Scenario: A major earthquake affecting an urban area. An estimated 70% of all houses are demolished and thousands of people missing.
10 portable HEPKIE systems (10 Base Units and 50 hand-held Search Units) are on the spot after 12 h.
The SAR team leader has divided the worst-hit area into search grid before arrival. The grid cell size is 150 x 150 meters.
The HEPKIE systems are distributed one in each search grid cell, so that there is always about 500 m between two HEPKIE systems. This serves several purposes:
- Since each search group need to work at their own pace, the HEPKIE systems cannot be synchronized which would have been required to activate all phones in the whole affected area.
- Together with all the remaining base stations the HEPKIE systems would occupy all the available radio bandwidth. By spreading out the systems over the search area radio frequency spectrum can be reused.
- One HEPKIE system can only handle a small amount of phones compared to the possible number of victims in this scenario.

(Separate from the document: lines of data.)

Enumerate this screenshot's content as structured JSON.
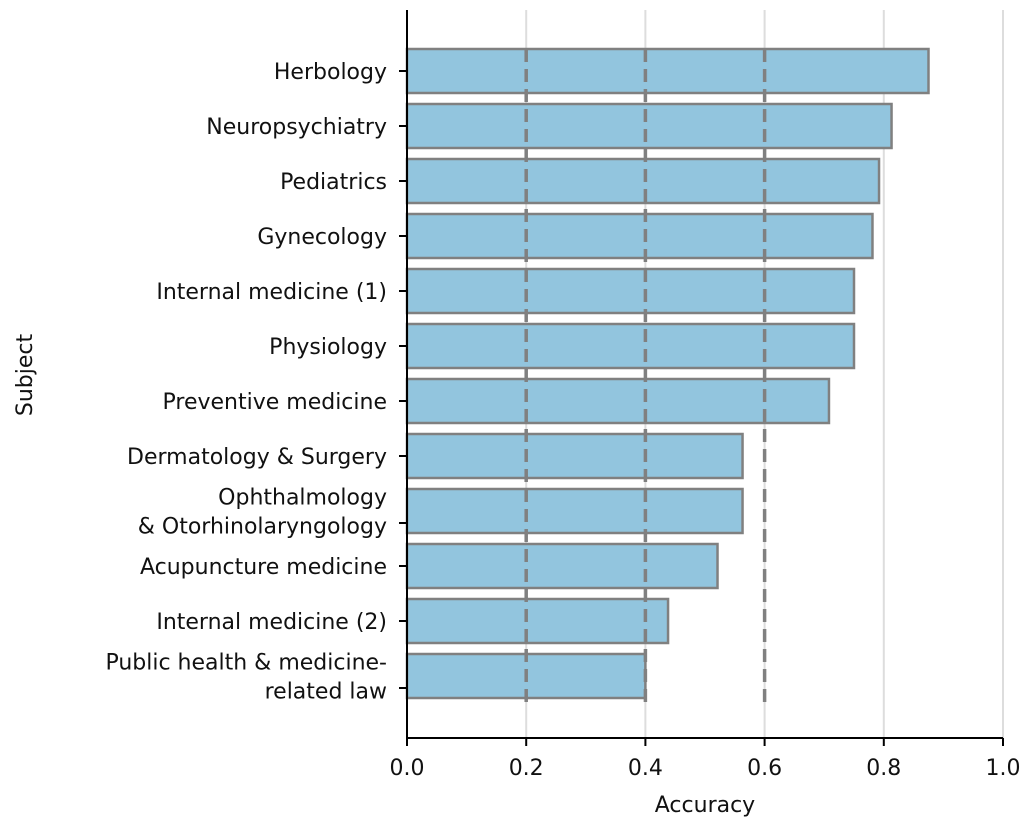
{
  "colors": {
    "bar_fill": "#92c5de",
    "bar_edge": "#808080",
    "grid": "#dddddd",
    "dashed_lines": "#808080",
    "axis": "#000000",
    "text": "#111111"
  },
  "chart_data": {
    "type": "bar",
    "orientation": "horizontal",
    "title": "",
    "xlabel": "Accuracy",
    "ylabel": "Subject",
    "xlim": [
      0,
      1.0
    ],
    "x_ticks": [
      "0.0",
      "0.2",
      "0.4",
      "0.6",
      "0.8",
      "1.0"
    ],
    "x_tick_values": [
      0,
      0.2,
      0.4,
      0.6,
      0.8,
      1.0
    ],
    "grid": "vertical",
    "reference_lines": [
      0.2,
      0.4,
      0.6
    ],
    "reference_line_style": "dashed",
    "categories": [
      "Herbology",
      "Neuropsychiatry",
      "Pediatrics",
      "Gynecology",
      "Internal medicine (1)",
      "Physiology",
      "Preventive medicine",
      "Dermatology & Surgery",
      "Ophthalmology\n& Otorhinolaryngology",
      "Acupuncture medicine",
      "Internal medicine (2)",
      "Public health & medicine-\nrelated law"
    ],
    "values": [
      0.875,
      0.813,
      0.792,
      0.781,
      0.75,
      0.75,
      0.708,
      0.563,
      0.563,
      0.521,
      0.438,
      0.4
    ]
  }
}
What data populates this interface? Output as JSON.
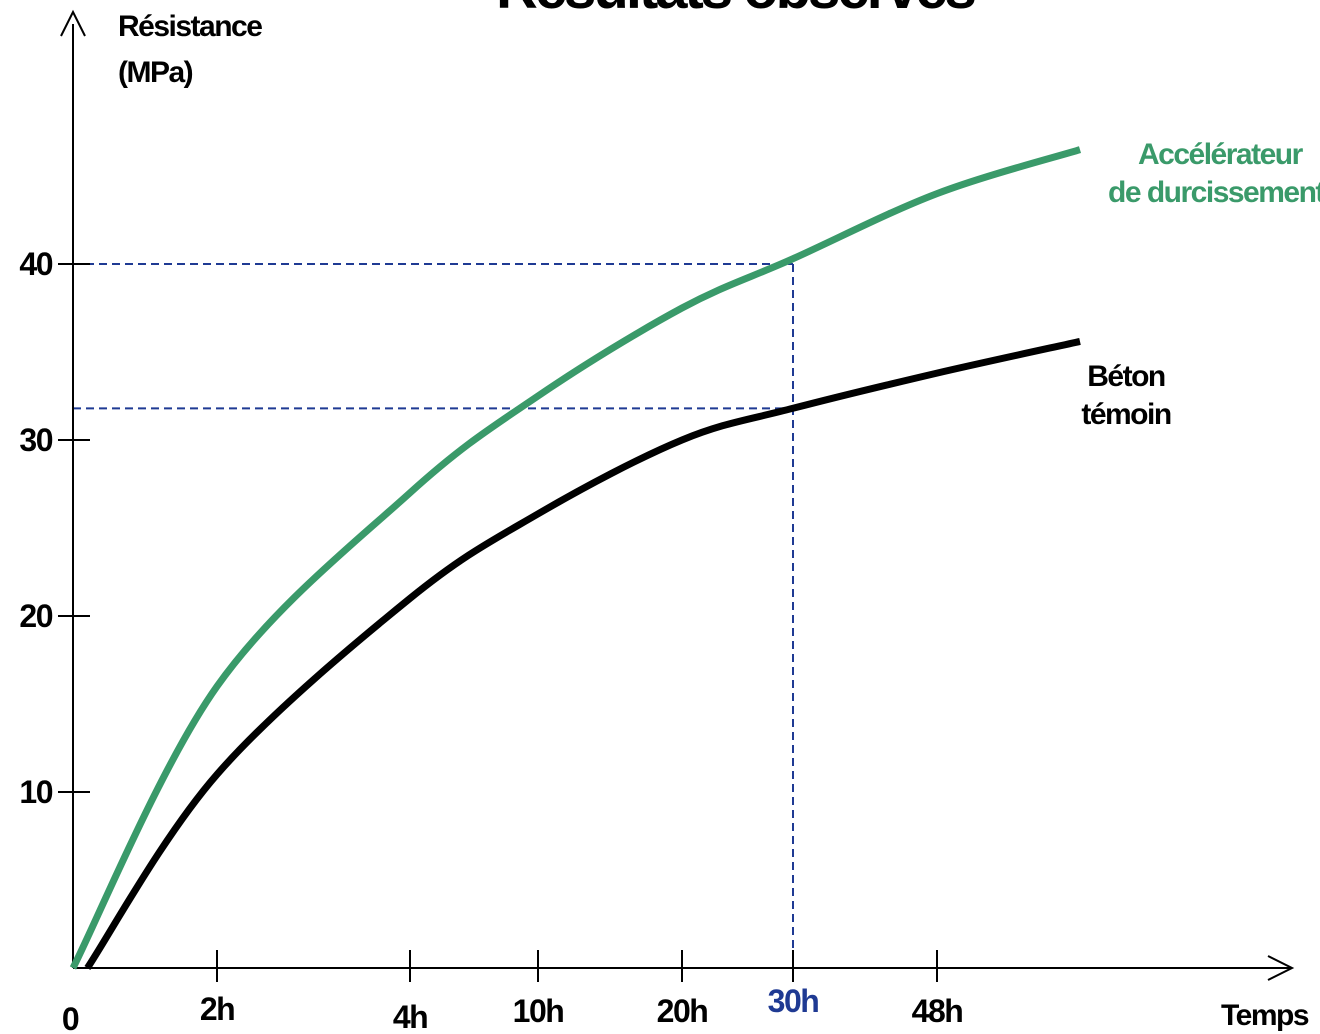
{
  "chart_data": {
    "type": "line",
    "title": "Résultats observés",
    "ylabel_line1": "Résistance",
    "ylabel_line2": "(MPa)",
    "xlabel": "Temps",
    "origin_label": "0",
    "y_ticks": [
      10,
      20,
      30,
      40
    ],
    "ylim": [
      0,
      50
    ],
    "x_ticks": [
      {
        "label": "2h",
        "value": 2
      },
      {
        "label": "4h",
        "value": 4
      },
      {
        "label": "10h",
        "value": 10
      },
      {
        "label": "20h",
        "value": 20
      },
      {
        "label": "30h",
        "value": 30,
        "highlight": true
      },
      {
        "label": "48h",
        "value": 48
      }
    ],
    "x_scale": "non-linear (categorical spacing)",
    "grid": false,
    "series": [
      {
        "name_line1": "Accélérateur",
        "name_line2": "de durcissement",
        "color": "#3a9a6a",
        "points": [
          [
            0,
            0
          ],
          [
            2,
            16
          ],
          [
            4,
            27
          ],
          [
            10,
            32.5
          ],
          [
            20,
            37.5
          ],
          [
            30,
            40.3
          ],
          [
            48,
            44
          ],
          [
            72,
            46.5
          ]
        ]
      },
      {
        "name_line1": "Béton",
        "name_line2": "témoin",
        "color": "#000000",
        "points": [
          [
            0.2,
            0
          ],
          [
            2,
            11
          ],
          [
            4,
            21
          ],
          [
            10,
            25.8
          ],
          [
            20,
            30
          ],
          [
            30,
            31.8
          ],
          [
            48,
            33.8
          ],
          [
            72,
            35.6
          ]
        ]
      }
    ],
    "reference_lines": [
      {
        "x": 30,
        "y": 40,
        "color": "#1f3a93"
      },
      {
        "x": 30,
        "y": 31.8,
        "color": "#1f3a93"
      }
    ],
    "highlight_color": "#1f3a93"
  }
}
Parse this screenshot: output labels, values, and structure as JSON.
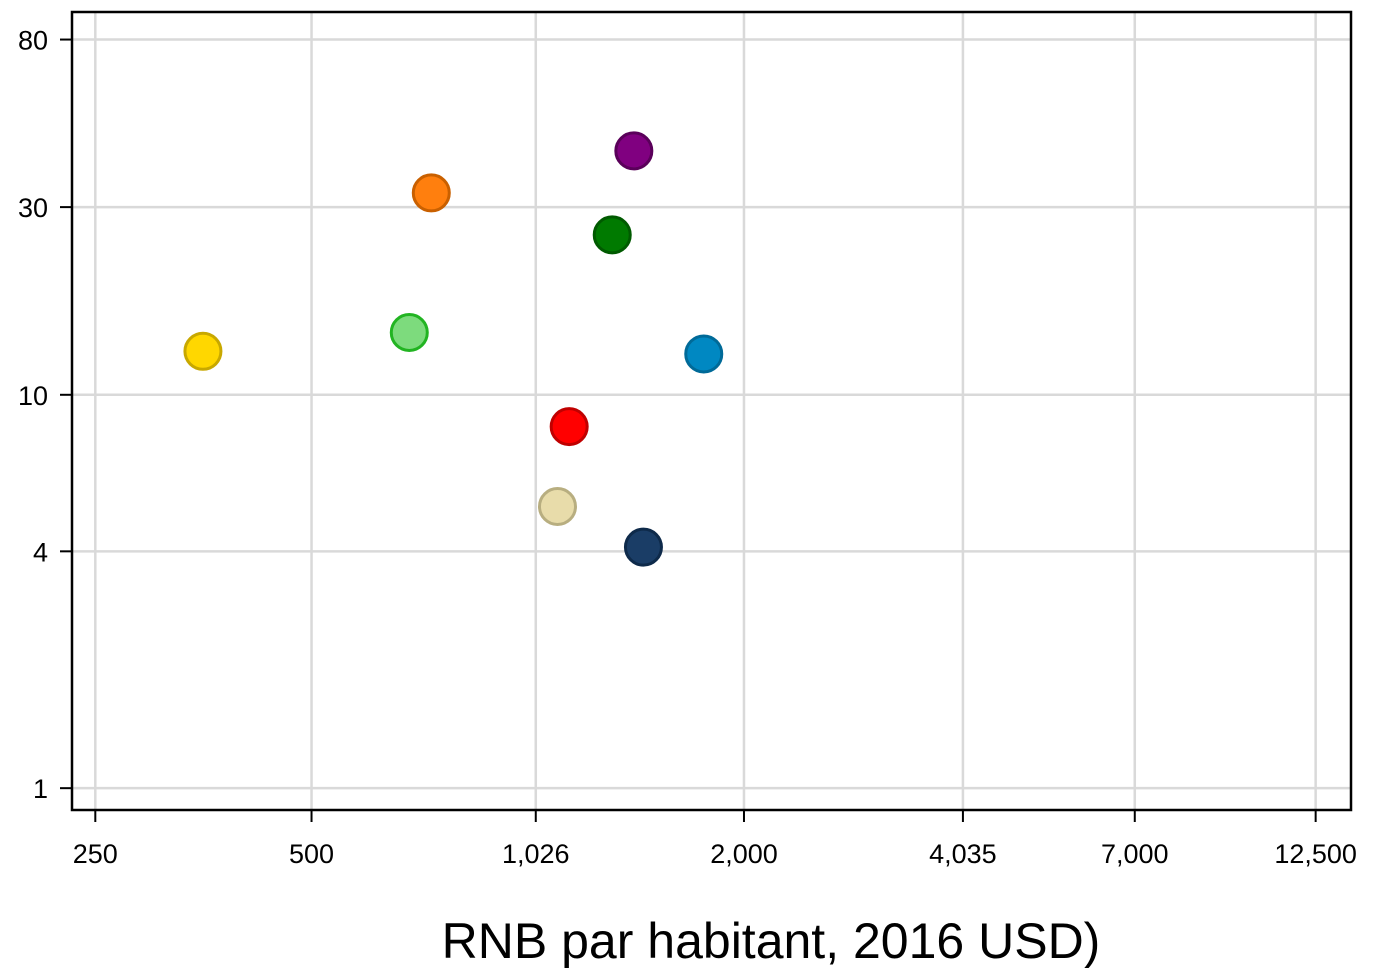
{
  "chart_data": {
    "type": "scatter",
    "title": "",
    "xlabel": "RNB par habitant, 2016 USD)",
    "ylabel": "",
    "x_scale": "log",
    "y_scale": "log",
    "xlim": [
      232,
      14000
    ],
    "ylim": [
      0.88,
      94
    ],
    "x_ticks": [
      250,
      500,
      1026,
      2000,
      4035,
      7000,
      12500
    ],
    "x_tick_labels": [
      "250",
      "500",
      "1,026",
      "2,000",
      "4,035",
      "7,000",
      "12,500"
    ],
    "y_ticks": [
      1,
      4,
      10,
      30,
      80
    ],
    "y_tick_labels": [
      "1",
      "4",
      "10",
      "30",
      "80"
    ],
    "grid": true,
    "legend": "none",
    "points": [
      {
        "x": 353,
        "y": 12.9,
        "color": "#FFD700",
        "stroke": "#C8A800"
      },
      {
        "x": 684,
        "y": 14.4,
        "color": "#7DDB7D",
        "stroke": "#22B422"
      },
      {
        "x": 734,
        "y": 32.6,
        "color": "#FF7F0E",
        "stroke": "#C96000"
      },
      {
        "x": 1100,
        "y": 5.2,
        "color": "#E8DCAA",
        "stroke": "#B8AE80"
      },
      {
        "x": 1142,
        "y": 8.3,
        "color": "#FF0000",
        "stroke": "#C00000"
      },
      {
        "x": 1311,
        "y": 25.5,
        "color": "#007A00",
        "stroke": "#005A00"
      },
      {
        "x": 1405,
        "y": 41.7,
        "color": "#800080",
        "stroke": "#5A005A"
      },
      {
        "x": 1449,
        "y": 4.1,
        "color": "#1A3D66",
        "stroke": "#0E2A4A"
      },
      {
        "x": 1758,
        "y": 12.7,
        "color": "#0088C2",
        "stroke": "#006A98"
      }
    ]
  }
}
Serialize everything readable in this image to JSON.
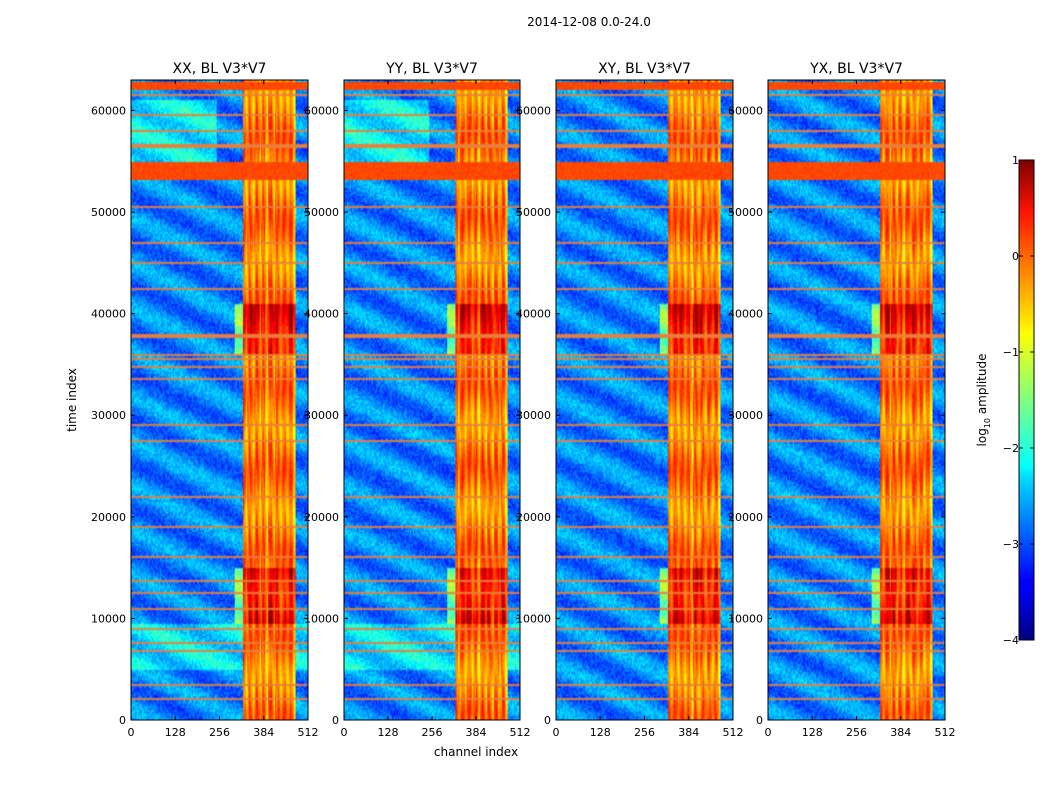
{
  "suptitle": "2014-12-08 0.0-24.0",
  "chart_data": [
    {
      "type": "heatmap",
      "title": "XX, BL V3*V7",
      "xlabel": "",
      "ylabel": "time index",
      "xlim": [
        0,
        512
      ],
      "ylim": [
        0,
        63000
      ],
      "xticks": [
        0,
        128,
        256,
        384,
        512
      ],
      "yticks": [
        0,
        10000,
        20000,
        30000,
        40000,
        50000,
        60000
      ]
    },
    {
      "type": "heatmap",
      "title": "YY, BL V3*V7",
      "xlabel": "channel index",
      "ylabel": "",
      "xlim": [
        0,
        512
      ],
      "ylim": [
        0,
        63000
      ],
      "xticks": [
        0,
        128,
        256,
        384,
        512
      ],
      "yticks": [
        0,
        10000,
        20000,
        30000,
        40000,
        50000,
        60000
      ]
    },
    {
      "type": "heatmap",
      "title": "XY, BL V3*V7",
      "xlabel": "",
      "ylabel": "",
      "xlim": [
        0,
        512
      ],
      "ylim": [
        0,
        63000
      ],
      "xticks": [
        0,
        128,
        256,
        384,
        512
      ],
      "yticks": [
        0,
        10000,
        20000,
        30000,
        40000,
        50000,
        60000
      ]
    },
    {
      "type": "heatmap",
      "title": "YX, BL V3*V7",
      "xlabel": "",
      "ylabel": "",
      "xlim": [
        0,
        512
      ],
      "ylim": [
        0,
        63000
      ],
      "xticks": [
        0,
        128,
        256,
        384,
        512
      ],
      "yticks": [
        0,
        10000,
        20000,
        30000,
        40000,
        50000,
        60000
      ]
    }
  ],
  "colorbar": {
    "label": "log10 amplitude",
    "label_main": "log",
    "label_sub": "10",
    "label_rest": " amplitude",
    "range": [
      -4,
      1
    ],
    "ticks": [
      1,
      0,
      -1,
      -2,
      -3,
      -4
    ],
    "tick_labels": [
      "1",
      "0",
      "−1",
      "−2",
      "−3",
      "−4"
    ],
    "colormap": "jet"
  },
  "features": {
    "bright_band_channels": [
      325,
      475
    ],
    "strong_band_channels": [
      325,
      390
    ],
    "saturated_time_ranges": [
      [
        53200,
        55000
      ],
      [
        62000,
        62800
      ]
    ],
    "high_activity_time_ranges": [
      [
        9500,
        15000
      ],
      [
        36000,
        41000
      ]
    ],
    "flagged_row_times": [
      2000,
      3500,
      6800,
      7600,
      9000,
      11000,
      12500,
      13600,
      16000,
      19000,
      22000,
      27500,
      29000,
      33500,
      34800,
      35500,
      36000,
      37800,
      42500,
      45000,
      47000,
      50500,
      56500,
      58000,
      59500,
      61500
    ]
  }
}
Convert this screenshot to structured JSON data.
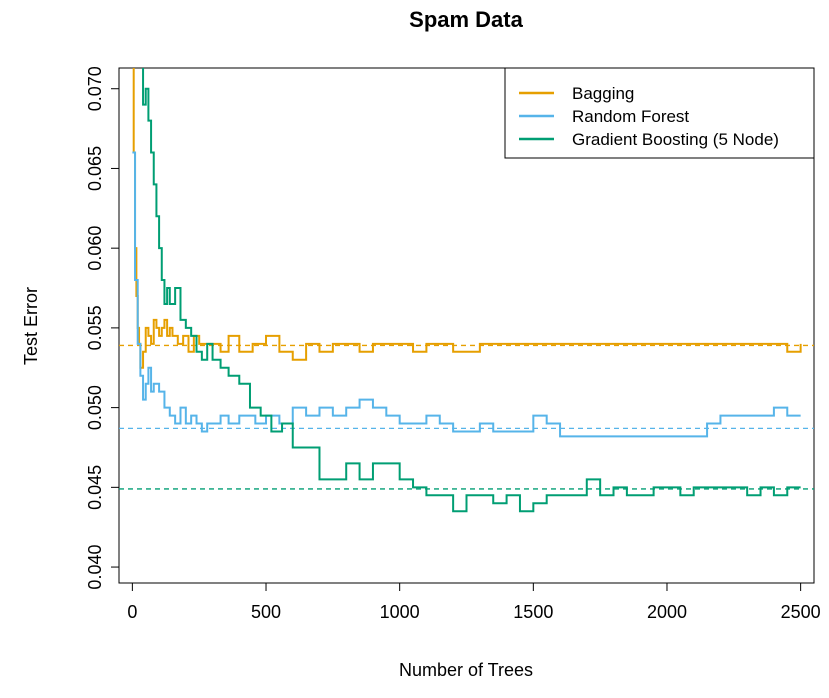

The search should be organized so that the system does not interfere with normal mobile traffic more than necessary and always in a limited area. This is only a problem if the mobile phone system is still operational. In major disasters it is not uncommon that the mobile phone network also is destroyed in which case interference is no longer a problem.
All phones connected to the HEPKIE Base Unit will receive a text message informing them about the ongoing SAR activities and that the person not in need of assistance need to restart their phone in order to regain normal functionality. A large number of phones will then remove themselves from the list of potential victims.

MINUSTAH peacekeepers continue to work to find survivors. Photo by United Nations Development Programme /Flickr
The search begins with five hand-held HEPKIE Search Units. One of the search units can be a assigned the task to identify phones that are not buried to eliminate them from the search. The four other search units will be used to search for the buried phones in the area.
The operator of the HEPKIE Search Unit locates where the signal comes from, marks the location and continues with the next phone. It takes a maximum of 10 minutes for the rescue team to ensure the origin of the signal from a phone buried in rubble, from a distance of about 150 m. This means that a rescue team in this example can find 24 people per hour and the whole operation 240 phones per hour.
By gradually working through the search grid an area of 2.25 km2 can be searched in 10 h and 2400 phones, and hopefully as many victims, can be found.